Officially, the 1783 eruption of Laki in Iceland killed approximately 10,000 people. Linked to the 122 million tons of sulfur dioxide spewed forth from Laki, the deaths were reportedly caused by the environmental changes brought on by the eruption. Acid rain destroyed crops and fluorine gas poisoned livestock, creating unlivable conditions. The aftereffects didn’t just linger around Iceland, either, as the volcano’s atmospheric remnants made their way to Europe. It’s believed – though not verified – that the French and English saw an increase in deaths during the summer, possibly due to Laki. According to estimates, the British government claimed over 23,000 more deaths in 1783 than expected. For France, estimates claimed that 5% of the population succumbed to a variety of issues likely associated with the pollution from Laki.

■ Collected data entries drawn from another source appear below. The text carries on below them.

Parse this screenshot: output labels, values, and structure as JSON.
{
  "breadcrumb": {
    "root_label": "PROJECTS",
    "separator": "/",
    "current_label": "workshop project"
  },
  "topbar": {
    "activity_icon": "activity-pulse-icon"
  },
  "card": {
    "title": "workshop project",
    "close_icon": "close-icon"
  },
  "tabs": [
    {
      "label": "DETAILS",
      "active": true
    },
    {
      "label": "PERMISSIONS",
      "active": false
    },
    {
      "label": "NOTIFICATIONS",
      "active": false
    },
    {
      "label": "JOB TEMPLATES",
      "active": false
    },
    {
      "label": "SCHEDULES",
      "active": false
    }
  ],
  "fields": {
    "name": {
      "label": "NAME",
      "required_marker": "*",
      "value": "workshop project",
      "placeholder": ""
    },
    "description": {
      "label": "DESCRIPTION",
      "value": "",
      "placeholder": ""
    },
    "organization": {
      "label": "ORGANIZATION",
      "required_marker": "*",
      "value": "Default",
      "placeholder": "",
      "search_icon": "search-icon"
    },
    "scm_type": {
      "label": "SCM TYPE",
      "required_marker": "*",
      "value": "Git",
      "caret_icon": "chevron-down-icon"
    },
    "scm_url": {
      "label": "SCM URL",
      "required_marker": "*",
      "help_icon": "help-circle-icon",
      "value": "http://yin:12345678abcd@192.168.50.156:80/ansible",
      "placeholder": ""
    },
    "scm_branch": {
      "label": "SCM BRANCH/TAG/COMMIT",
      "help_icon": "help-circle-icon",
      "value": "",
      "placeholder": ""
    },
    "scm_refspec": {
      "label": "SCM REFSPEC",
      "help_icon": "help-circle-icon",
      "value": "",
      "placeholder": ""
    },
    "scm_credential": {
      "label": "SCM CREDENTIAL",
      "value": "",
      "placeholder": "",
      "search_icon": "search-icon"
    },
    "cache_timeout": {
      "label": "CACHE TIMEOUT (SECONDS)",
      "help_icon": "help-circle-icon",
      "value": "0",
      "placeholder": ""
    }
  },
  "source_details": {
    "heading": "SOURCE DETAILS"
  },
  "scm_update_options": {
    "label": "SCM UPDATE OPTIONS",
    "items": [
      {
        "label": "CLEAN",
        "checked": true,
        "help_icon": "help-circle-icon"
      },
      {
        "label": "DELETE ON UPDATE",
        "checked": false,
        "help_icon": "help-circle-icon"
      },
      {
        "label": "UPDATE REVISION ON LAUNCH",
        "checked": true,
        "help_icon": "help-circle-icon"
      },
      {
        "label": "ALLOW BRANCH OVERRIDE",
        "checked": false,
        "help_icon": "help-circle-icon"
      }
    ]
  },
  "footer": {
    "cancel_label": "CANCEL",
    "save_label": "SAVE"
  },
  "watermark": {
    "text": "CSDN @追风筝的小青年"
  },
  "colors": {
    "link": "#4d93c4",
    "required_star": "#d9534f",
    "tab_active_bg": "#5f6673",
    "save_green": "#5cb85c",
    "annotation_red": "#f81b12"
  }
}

Many years prior to the 1919 eruption that left over 5,000 dead, the stratovolcano of Kelud experienced a far more destructive event that affected many on the island of Java. Much like the early 20th-century activity, Kelud’s eruption proved devastating from the lahar flows that stemmed from the event. In the wake of the mudflows, an estimated 10,000 people were killed during what is still Kelud’s deadliest eruption. Little is known about the actual eruption, except that its force was high enough to result in the deaths of such a staggering number of people.
When it comes to volcanic eruptions, Indonesia leads the pack in multiple occurrences, so expect to see the region pop up a bit on this list. Case in point, the volcanic formation of Kelud, which is one of the country’s more active craters. During the 1919 eruption, just one of a long history of events, Kelud was responsible for the deaths of around 5,160 people. The eruption itself was a powerful and dangerous force, but it was the draining of the crater’s lava lake and the creation of lahars that devastated the surrounding villages and their inhabitants. After the lake proved more damaging than the force of the eruption itself, a project was undertaken to drain the crater. By 1951, more than 164 feet or roughly 50-meters of the lake was drained, but the effort was futile as a 1951 eruption added another 229 feet or about 70-meters to the crater’s depth.
Mount Galunggung, Indonesia
This stratovolcano near Java’s western coast saw its first known and deadliest eruption in 1822. The eruption of Mount Galunggung spewed ash and nuée ardentes, which proved to be catastrophic to the nearby villages. An estimated 4,011 succumbed to the pyroclastic flows, gas clouds, and mudflows that stemmed from the powerful subterranean pressure build-up. Around 114 villages were leveled by the volcano’s force and the noxious cloud traveled up to six miles or roughly 10 kilometers away from the eruption site, causing hazardous conditions to nearby populaces.
Mount Vesuvius, Italy
From December 16th to December 17th, 1631, Mount Vesuvius threatened everyone in the Gulf of Naples region in Campania when it erupted. Though the eruption of 79 AD was considered far greater in magnitude, the region’s denser population in 1631 likely led to a greater number of fatalities. Between ash clouds, falling rock, lava flow, and mudflows, the eruption was extremely dangerous. The number of fatalities varies dependent on the source, but the 1631 eruption of Mount Vesuvius is believed to have killed anywhere from 3,000 to 6,000 people, making it the worst volcanic disaster in the Mediterranean at the time.